Things didn't start out very well -- I misread a hand again, just like I did last March when we were over at CC's, as described in this post here. In last night's game, I thought that I had trip 6s when I didn't and lost $35 right off the bat. Two pair took the hand. But maybe I could have kept betting it out.
And although the original plan was to play NL, 23skidoo's neighbor suggested playing PLO and it reverted to a mixed game, which was awesome considering how much experience I have with the crew since all of our home games are mixed.
I scooped an O8 pot with Q3 2 pair and a better low with 25. I made a boat in the "machine gun" portion of reverse-flop hold'em and did ok in Pineapple, making an OESD to chop a pot in one instance.
I felt it was another good showing for the CR offense -- I know it looks tight but there are a lot of moving parts that frequently cause players to misread hands, especially if they have experience with games where raises mean only the most premium of hands.

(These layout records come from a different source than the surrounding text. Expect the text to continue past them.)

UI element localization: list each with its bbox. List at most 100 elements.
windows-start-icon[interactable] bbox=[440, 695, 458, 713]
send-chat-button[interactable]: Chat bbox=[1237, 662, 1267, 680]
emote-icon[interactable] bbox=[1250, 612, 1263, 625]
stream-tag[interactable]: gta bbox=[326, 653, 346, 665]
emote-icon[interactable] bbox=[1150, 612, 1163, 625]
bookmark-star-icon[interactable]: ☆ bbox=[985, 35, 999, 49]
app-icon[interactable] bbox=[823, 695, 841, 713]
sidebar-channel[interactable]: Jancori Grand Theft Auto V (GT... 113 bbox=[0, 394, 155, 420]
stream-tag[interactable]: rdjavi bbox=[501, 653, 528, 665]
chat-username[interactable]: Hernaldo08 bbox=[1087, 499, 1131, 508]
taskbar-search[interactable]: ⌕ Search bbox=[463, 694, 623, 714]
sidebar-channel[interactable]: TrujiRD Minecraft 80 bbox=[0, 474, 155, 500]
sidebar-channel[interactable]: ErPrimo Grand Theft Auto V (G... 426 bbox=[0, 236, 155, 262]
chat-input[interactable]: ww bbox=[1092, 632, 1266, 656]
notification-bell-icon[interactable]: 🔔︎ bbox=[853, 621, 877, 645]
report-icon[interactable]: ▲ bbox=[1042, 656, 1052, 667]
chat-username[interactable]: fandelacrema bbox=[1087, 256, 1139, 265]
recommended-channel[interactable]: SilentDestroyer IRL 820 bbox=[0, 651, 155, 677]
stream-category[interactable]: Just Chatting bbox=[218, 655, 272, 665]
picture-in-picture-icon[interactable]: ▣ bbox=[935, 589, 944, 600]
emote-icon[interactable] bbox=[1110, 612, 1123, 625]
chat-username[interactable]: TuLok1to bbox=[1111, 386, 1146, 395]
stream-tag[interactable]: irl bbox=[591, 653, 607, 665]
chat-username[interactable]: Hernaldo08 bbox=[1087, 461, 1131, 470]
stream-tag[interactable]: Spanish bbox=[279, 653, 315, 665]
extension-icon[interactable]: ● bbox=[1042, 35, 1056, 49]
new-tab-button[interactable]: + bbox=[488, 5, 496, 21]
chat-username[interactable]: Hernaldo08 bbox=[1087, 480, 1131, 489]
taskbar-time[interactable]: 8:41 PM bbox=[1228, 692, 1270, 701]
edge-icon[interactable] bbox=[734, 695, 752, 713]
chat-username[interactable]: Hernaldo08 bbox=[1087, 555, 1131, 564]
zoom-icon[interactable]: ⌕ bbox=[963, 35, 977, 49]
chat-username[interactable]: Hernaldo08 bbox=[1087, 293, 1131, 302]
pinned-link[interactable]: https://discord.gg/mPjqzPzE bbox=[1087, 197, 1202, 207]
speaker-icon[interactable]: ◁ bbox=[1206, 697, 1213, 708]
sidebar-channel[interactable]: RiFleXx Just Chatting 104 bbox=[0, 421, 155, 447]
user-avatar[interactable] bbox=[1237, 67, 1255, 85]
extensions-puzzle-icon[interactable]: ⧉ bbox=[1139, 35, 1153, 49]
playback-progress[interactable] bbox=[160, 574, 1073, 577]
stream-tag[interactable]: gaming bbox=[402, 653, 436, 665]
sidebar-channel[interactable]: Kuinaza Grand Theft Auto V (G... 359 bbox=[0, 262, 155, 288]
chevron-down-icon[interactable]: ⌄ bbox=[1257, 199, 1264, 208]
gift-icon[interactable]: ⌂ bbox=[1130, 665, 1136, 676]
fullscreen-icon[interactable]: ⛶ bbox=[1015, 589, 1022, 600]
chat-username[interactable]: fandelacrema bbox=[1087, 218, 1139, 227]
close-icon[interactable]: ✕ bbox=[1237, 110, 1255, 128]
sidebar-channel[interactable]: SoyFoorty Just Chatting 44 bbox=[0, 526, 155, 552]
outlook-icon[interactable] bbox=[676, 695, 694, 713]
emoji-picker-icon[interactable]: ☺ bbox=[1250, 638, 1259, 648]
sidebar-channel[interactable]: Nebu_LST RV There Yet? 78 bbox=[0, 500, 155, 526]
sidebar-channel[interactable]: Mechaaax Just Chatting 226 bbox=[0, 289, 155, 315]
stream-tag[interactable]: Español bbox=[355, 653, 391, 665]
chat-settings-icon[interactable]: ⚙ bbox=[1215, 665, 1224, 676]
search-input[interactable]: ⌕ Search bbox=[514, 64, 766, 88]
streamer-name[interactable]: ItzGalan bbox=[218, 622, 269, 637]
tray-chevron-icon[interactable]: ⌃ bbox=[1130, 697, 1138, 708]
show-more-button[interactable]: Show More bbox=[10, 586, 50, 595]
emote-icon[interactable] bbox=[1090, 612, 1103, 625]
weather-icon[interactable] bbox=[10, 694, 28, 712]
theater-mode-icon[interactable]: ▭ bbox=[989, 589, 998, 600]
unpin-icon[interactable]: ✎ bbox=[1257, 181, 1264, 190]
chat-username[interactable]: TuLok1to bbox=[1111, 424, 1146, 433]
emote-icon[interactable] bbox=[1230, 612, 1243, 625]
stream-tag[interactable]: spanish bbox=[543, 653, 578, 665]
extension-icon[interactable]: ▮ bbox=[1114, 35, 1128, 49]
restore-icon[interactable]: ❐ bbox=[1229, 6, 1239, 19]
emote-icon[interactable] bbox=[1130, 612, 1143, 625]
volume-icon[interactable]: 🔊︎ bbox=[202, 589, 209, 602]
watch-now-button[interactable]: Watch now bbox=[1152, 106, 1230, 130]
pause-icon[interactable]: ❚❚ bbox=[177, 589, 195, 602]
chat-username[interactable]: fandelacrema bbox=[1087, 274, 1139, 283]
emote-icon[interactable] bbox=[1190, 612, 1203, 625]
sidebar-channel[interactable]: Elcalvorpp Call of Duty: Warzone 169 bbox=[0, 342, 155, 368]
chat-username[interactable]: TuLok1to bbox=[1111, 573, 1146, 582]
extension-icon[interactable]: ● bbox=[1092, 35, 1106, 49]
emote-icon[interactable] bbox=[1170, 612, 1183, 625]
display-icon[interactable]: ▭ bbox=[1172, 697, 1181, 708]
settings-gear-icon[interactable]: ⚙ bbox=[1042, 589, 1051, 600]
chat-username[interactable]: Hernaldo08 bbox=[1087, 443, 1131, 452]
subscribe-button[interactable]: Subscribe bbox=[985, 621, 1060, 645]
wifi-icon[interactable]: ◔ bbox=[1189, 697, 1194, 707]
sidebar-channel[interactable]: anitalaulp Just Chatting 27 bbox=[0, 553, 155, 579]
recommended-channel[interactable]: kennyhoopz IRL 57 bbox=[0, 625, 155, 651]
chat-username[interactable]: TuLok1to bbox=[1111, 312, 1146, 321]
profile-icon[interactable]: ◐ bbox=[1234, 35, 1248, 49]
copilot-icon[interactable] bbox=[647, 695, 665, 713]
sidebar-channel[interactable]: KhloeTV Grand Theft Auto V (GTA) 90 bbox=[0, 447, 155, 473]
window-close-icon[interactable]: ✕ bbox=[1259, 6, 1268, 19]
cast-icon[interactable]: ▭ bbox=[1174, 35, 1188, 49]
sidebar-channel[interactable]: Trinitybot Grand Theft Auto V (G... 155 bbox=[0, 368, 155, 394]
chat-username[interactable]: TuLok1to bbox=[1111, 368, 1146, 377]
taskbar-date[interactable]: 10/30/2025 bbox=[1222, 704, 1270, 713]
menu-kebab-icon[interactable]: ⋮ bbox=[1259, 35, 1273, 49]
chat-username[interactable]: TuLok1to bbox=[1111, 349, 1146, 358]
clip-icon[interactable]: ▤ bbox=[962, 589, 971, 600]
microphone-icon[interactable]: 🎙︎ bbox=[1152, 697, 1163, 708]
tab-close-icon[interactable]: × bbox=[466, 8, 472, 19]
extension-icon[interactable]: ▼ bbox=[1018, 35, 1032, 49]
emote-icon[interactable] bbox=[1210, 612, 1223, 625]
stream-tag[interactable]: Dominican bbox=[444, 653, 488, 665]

Having an open range of preflop raising hands is like an aggressive variation of people who call raises with any two cards. A main difference is that when you raise preflop to open up a hand, you have a great opportunity to take the flop down without a fight.
I saw a lot of preflop calling to raises and folding on the flop. I felt like there was a lot of chasing in the mixed games -- and that can get expensive! My basic rule is that in everything, from razz to Omaha, your cards have to work together somehow and coordination goes a long way.
Thanks again to the host and fellow players -- it was really nice to get together and hang out over some cards!!